An Apostate's Guide to Freedom from Want and Fear

Tarek Mehanna went to Yemen in 2004 to study the “true meaning of the Jihad.” When he came back he started writing horrifying things online. He’s an Arabic translator, so his work is often esoteric. He was no Anwar Awlaki, communications master, but like Awlaki blogging put Tarek’s life on ice.

Mehanna is serving 17.5 years in jail in the U.S. for Material Aid to Terrorism. Around 2008 the FBI caught wind of his work online, through his blog, through message boards, and because he preached anti-American Dawa at local mosques. He became a target, and he claims his imprisonment contradicts the first amendment. He says he was practicing his religion, which is a fair point. If we’re prosecuting people for things they say they believe, why is Luis Beam free?

Mehanna translated the pamphlet, 39 Ways to Serve and Participate in the Jihad, distributed online as a PDF by “At-Tibyan Publications.” This devotional includes a particularly vile binary, promising “dominance over people of disbelief.” The text calls for “a clear and and intense war void of any rest or mercy - until the command of God arrives.”

The central fiction of this text, that eternal life might be gained by heroic efforts, holds historical resonance. Often conversations about how to attain eternal life get competitive, especially when possessors of actual wealth and natural resources dictate the capacity of different parts of the earth to experience heaven or hell.

The depths of our collective memory (pressed from ancient myths of Greek and Egyptian gods’ relations with men through Zoroastrian cults, Buddhist practices and transcendentalism) includes the attempt to escape warfare as the refining heat of morality. The quest to be moral is part of the Jihad.

Since times unknown, humans have decided what’s good and bad by killing evil doers. God cast out Satan because he would not serve the rest of creation. Islamic tradition places Satan (Ilbis) is a tempter. Ilbis is not an opponent of God, but the most devoted servant. His mission is to tempt the devoted away from the the path to heaven. He tests believers. Resisting Ilbis is part of The Jihad.

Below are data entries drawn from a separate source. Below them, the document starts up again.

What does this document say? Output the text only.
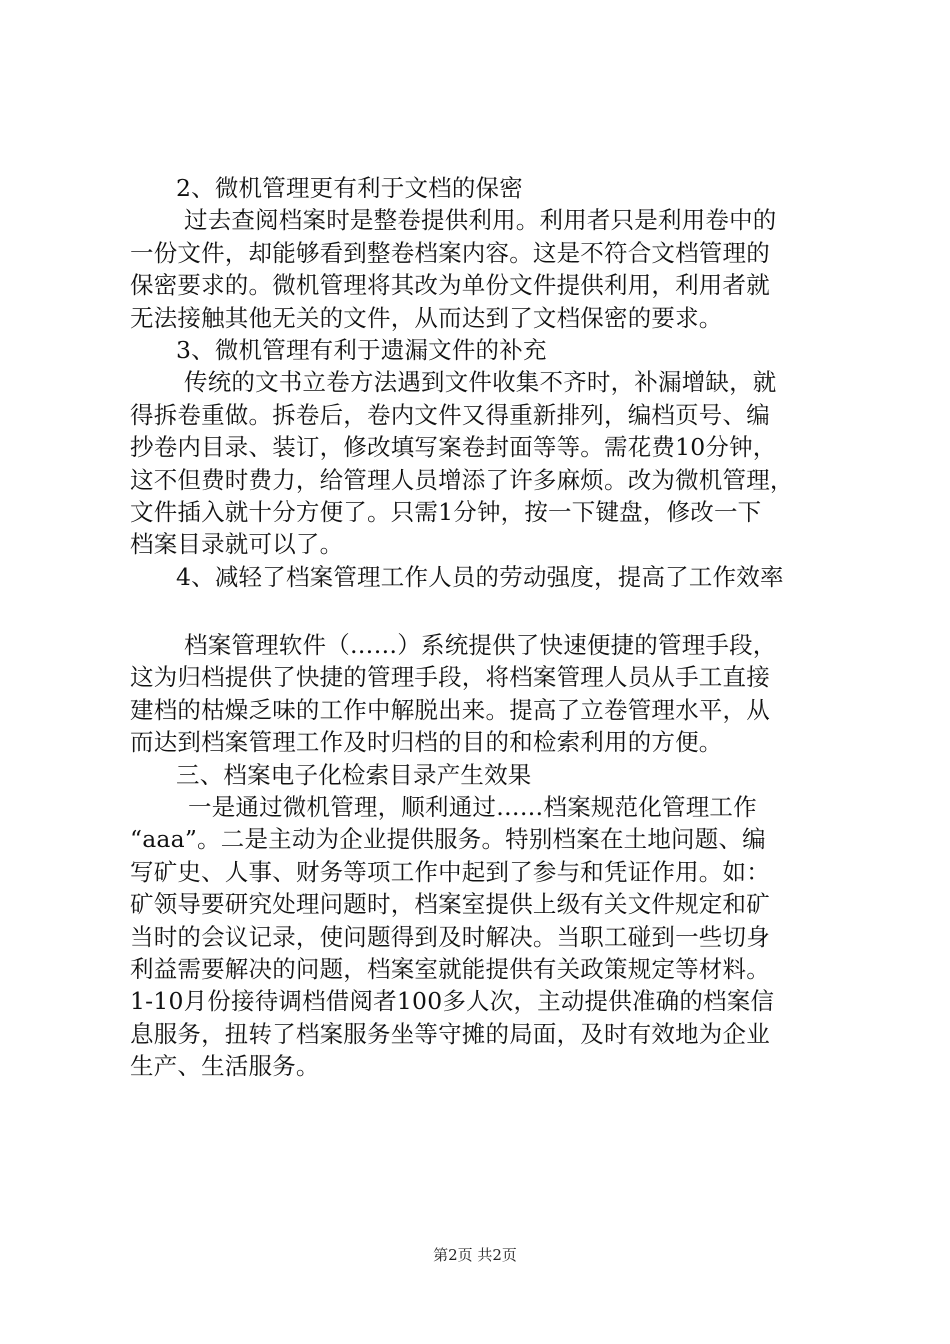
2、微机管理更有利于文档的保密
过去查阅档案时是整卷提供利用。利用者只是利用卷中的
一份文件，却能够看到整卷档案内容。这是不符合文档管理的
保密要求的。微机管理将其改为单份文件提供利用，利用者就
无法接触其他无关的文件，从而达到了文档保密的要求。
3、微机管理有利于遗漏文件的补充
传统的文书立卷方法遇到文件收集不齐时，补漏增缺，就
得拆卷重做。拆卷后，卷内文件又得重新排列，编档页号、编
抄卷内目录、装订，修改填写案卷封面等等。需花费10分钟，
这不但费时费力，给管理人员增添了许多麻烦。改为微机管理，
文件插入就十分方便了。只需1分钟，按一下键盘，修改一下
档案目录就可以了。
4、减轻了档案管理工作人员的劳动强度，提高了工作效率
档案管理软件（……）系统提供了快速便捷的管理手段，
这为归档提供了快捷的管理手段，将档案管理人员从手工直接
建档的枯燥乏味的工作中解脱出来。提高了立卷管理水平，从
而达到档案管理工作及时归档的目的和检索利用的方便。
三、档案电子化检索目录产生效果
一是通过微机管理，顺利通过……档案规范化管理工作
“aaa”。二是主动为企业提供服务。特别档案在土地问题、编
写矿史、人事、财务等项工作中起到了参与和凭证作用。如：
矿领导要研究处理问题时，档案室提供上级有关文件规定和矿
当时的会议记录，使问题得到及时解决。当职工碰到一些切身
利益需要解决的问题，档案室就能提供有关政策规定等材料。
1-10月份接待调档借阅者100多人次，主动提供准确的档案信
息服务，扭转了档案服务坐等守摊的局面，及时有效地为企业
生产、生活服务。
第2页 共2页
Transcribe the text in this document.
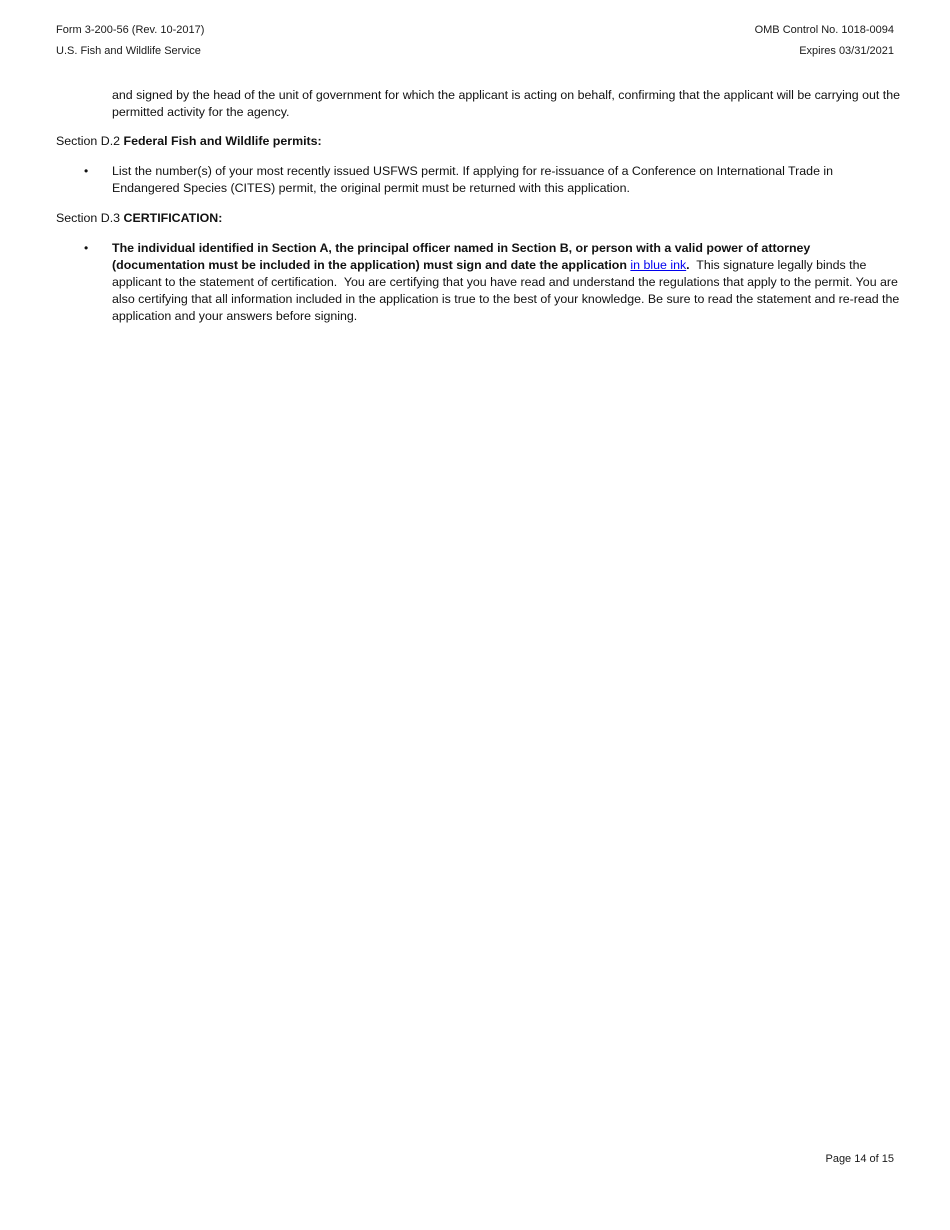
Form 3-200-56 (Rev. 10-2017)
U.S. Fish and Wildlife Service
OMB Control No. 1018-0094
Expires 03/31/2021
and signed by the head of the unit of government for which the applicant is acting on behalf, confirming that the applicant will be carrying out the permitted activity for the agency.
Section D.2 Federal Fish and Wildlife permits:
•	List the number(s) of your most recently issued USFWS permit. If applying for re-issuance of a Conference on International Trade in Endangered Species (CITES) permit, the original permit must be returned with this application.
Section D.3 CERTIFICATION:
•	The individual identified in Section A, the principal officer named in Section B, or person with a valid power of attorney (documentation must be included in the application) must sign and date the application in blue ink.  This signature legally binds the applicant to the statement of certification.  You are certifying that you have read and understand the regulations that apply to the permit. You are also certifying that all information included in the application is true to the best of your knowledge. Be sure to read the statement and re-read the application and your answers before signing.
Page 14 of 15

The religious tract in question, 39 Ways is hard to read. It’s mostly a collection of hadith defining Jihad, and it is arranged in a way that feels ancient. But it’s important to remember when reading any text, inspired or not, that it is written by a person. If God is involved at all, the inspiration is in the mind of the reader as much as the writer. The case of Tarek Mehanna illustrates how reading (especially old texts) well, with a level of critical detachment and in view of the historical forces involved, is essential to the Jihad.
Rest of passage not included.